For whites, blacks became harder to ignore. So did racial tensions.

In 1944, a group of prominent, wealthy whites in Seattle launched a chapter of the Civic Unity Committee, a national attempt to improve race relations. They tried appeals to whites through reason and quiet diplomacy.

During its first decade, the committee used its skills to smooth over minor disputes. By the late 1950s, the committee, with others, was pressing for open housing. Restrictive covenants, though illegal, still kept many blacks from moving into new neighborhoods.

An open-housing law finally was placed on the ballot in 1964 - and turned down by voters by a 2-to-1 margin.
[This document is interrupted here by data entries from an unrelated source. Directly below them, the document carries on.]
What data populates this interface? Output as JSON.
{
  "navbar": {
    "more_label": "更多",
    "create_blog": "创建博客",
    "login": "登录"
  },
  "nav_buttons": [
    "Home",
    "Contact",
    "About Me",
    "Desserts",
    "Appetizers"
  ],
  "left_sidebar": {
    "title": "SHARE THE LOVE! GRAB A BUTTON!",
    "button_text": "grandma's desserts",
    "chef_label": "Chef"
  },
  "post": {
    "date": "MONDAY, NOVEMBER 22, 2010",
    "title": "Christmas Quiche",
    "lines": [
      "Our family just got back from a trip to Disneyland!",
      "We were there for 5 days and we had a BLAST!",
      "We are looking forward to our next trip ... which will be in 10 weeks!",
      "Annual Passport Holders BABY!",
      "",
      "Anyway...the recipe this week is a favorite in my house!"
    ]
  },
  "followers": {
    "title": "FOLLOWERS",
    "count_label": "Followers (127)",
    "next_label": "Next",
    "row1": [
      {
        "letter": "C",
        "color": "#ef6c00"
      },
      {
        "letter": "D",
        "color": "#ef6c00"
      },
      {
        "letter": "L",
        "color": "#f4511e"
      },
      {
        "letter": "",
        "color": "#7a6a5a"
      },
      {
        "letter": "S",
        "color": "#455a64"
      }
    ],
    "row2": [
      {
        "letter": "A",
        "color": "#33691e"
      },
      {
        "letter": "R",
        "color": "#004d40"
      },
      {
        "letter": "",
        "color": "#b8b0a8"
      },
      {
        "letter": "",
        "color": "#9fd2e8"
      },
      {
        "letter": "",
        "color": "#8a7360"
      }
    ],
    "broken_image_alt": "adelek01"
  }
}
The committee was "surprised and disillusioned," according to Howard Droker, who wrote a dissertation on the group.

The committee shut down that year as the Civil Rights Act was passed in Congress.

By then, Maxine Pitter Haynes had graduated from nursing school in New York City and worked at hospitals there, in Seattle and in Los Angeles. She earned a master's degree from UCLA before returning to Seattle. In 1971, she experienced a grand irony: She became a professor in the UW's School of Nursing, which had turned her away as a student.

The Civil Rights Act created greater opportunities for some, like Haynes, who was near the end of her career.

But 30 years later, many black citizens still struggle for employment above the menial level. In Seattle and King County, the unemployment rate among blacks is three times higher than for whites.